Dulce de Aragão

Quando o príncipe Sancho tornou-se rei em 1185 após a morte de D. Afonso I, ele tinha desde o começo uma rainha – Dulce de Aragão – e pelo menos três filhas já haviam nascido da união (MATTOSO, 2012, pps. 160-161). Mas quem era exatamente a esposa do segundo rei de Portugal?

D. Sancho I de Portugal
D. Sancho I de Portugal

Filha primogênita (segunda ou quarta criança) da rainha Petronilla de Aragão e seu consorte Raimundo, duque de Barcelona, além de irmã do futuro rei aragonês Afonso II, a infanta Dulce nasceu em data indefinida em 1160. Quando ela tinha aproximadamente nove anos, uma união com o herdeiro do trono português foi combinada; tal projeto de matrimônio visava unir ambos os reinos contra o expansionismo de Leão e Castela. O casamento foi consumado em 1174, quando a noiva tinha 14 anos e o príncipe Sancho quase 21. Assim, Aragão tornou-se o primeiro país ibérico a reconhecer Portugal como um reino próprio num momento em que este sofria perigo de ser reanexado por Castela.  E, como a rainha Mafalda morrera mais de dez anos antes, a jovem Dulce tornou-se tecnicamente a mulher mais importante da nascente corte portuguesa.

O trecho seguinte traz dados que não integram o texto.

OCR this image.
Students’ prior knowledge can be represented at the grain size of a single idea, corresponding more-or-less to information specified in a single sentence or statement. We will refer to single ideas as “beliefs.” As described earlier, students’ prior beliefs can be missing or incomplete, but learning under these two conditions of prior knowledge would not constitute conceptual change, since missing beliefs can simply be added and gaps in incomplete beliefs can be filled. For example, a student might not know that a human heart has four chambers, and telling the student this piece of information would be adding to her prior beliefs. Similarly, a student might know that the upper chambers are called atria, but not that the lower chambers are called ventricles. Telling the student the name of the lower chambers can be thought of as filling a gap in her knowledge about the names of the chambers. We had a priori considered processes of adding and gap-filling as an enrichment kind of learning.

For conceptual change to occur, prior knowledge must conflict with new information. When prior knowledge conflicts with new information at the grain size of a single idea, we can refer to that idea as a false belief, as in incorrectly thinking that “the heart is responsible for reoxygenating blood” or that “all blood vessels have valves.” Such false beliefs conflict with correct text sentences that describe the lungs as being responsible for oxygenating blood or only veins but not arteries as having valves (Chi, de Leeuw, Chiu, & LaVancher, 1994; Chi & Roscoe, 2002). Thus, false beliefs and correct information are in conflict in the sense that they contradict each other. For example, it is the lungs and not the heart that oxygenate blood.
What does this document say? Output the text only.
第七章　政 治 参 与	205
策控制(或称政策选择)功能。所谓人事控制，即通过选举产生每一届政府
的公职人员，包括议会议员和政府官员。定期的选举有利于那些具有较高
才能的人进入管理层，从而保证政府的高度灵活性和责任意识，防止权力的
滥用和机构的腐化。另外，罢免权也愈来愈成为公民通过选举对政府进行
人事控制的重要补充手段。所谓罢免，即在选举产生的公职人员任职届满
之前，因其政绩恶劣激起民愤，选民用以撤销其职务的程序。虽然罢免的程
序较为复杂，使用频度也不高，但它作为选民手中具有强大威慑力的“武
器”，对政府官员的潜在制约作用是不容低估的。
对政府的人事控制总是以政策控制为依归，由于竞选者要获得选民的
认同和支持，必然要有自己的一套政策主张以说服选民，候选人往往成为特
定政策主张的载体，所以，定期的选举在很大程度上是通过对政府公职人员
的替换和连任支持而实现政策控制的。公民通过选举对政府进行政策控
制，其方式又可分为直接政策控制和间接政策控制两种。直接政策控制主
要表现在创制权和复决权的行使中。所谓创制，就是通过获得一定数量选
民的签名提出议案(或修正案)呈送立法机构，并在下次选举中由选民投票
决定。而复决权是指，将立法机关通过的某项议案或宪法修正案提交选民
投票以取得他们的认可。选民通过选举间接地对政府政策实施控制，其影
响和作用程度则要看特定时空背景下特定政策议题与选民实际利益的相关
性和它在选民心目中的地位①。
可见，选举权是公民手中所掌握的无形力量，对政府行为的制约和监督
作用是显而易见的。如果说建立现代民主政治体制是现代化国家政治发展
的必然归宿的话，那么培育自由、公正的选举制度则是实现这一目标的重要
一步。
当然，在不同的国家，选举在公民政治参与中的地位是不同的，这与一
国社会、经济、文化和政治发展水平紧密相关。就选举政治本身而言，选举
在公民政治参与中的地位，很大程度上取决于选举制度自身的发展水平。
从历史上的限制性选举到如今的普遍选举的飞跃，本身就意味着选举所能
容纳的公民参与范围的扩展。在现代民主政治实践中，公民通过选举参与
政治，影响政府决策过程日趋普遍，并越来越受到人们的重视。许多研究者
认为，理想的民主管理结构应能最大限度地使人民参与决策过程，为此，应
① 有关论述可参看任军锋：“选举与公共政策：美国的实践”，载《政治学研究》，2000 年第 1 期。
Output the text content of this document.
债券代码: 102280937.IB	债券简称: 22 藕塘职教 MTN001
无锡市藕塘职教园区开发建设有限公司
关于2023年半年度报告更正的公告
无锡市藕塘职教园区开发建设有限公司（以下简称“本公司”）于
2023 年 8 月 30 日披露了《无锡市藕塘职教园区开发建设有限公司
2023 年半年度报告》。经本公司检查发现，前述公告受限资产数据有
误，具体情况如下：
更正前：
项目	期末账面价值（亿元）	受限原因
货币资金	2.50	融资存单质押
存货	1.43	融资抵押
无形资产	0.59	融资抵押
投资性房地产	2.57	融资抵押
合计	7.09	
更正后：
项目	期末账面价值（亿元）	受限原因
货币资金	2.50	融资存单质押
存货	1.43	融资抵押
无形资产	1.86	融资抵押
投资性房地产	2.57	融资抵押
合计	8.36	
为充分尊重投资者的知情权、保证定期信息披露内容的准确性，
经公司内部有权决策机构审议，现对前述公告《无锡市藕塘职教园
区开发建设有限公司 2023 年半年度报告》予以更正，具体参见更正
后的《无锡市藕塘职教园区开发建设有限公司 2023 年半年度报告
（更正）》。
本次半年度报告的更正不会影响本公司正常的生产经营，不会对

Apesar de ter propriedades em seu nome e, em 1192, talvez até mesmo ter governado por certo tempo em nome do marido doente, o fato é que o nome da rainha Dulce apenas aparece associado ao de seu marido e filhos, o que aponta para um certo apagamento político. Diferentemente de sua antecessora, porém, não existem quaisquer comentários sobre sua personalidade forte ou possíveis escândalos em seu matrimônio com o rei; na verdade, parece que D. Sancho I e a doce Dulce de Aragão tiveram um casamento estável por quase 25 anos. A falta de registro de amantes por parte do rei durante este período indicam que ele, assim como seu pai D. Afonso I, formou um laço emocional com sua esposa, mesmo que a união tivesse sido arranjada.

Dulce de Aragão
Dulce de Aragão

O casal real seria bastante fértil, gerando juntos no mínimo 11 filhos até a morte da rainha Dulce em 1198, provavelmente vítima da peste que assolava o reino português naquele momento. Entre os mais importantes estão a primogênita, D. Teresa (c. 1175 – 1250), que por certo tempo foi rainha de Leão antes de optar pela vida religiosa; D. Sancha (c. 1180 – 1229), que também se tornou religiosa e foi beatificada junto com a irmã mais velha em 1705; D. Afonso (1185 – 1223), que sucederia a seu pai no trono português; D. Pedro (1187 – 1258), que foi conde de Urgell e senhor das ilhas Beleares; D. Fernando (1188 – 1233), que foi conde de Flandres e Hainaut por matrimônio com a herdeira Joana; D. Mafalda (c. 1190 – 1256), que foi brevemente rainha de Castela e depois também seguiu vida religiosa, sendo beatificada em 1792; e, por último, D. Berengária (c. 1195 – 1221), que foi rainha de Dinamarca.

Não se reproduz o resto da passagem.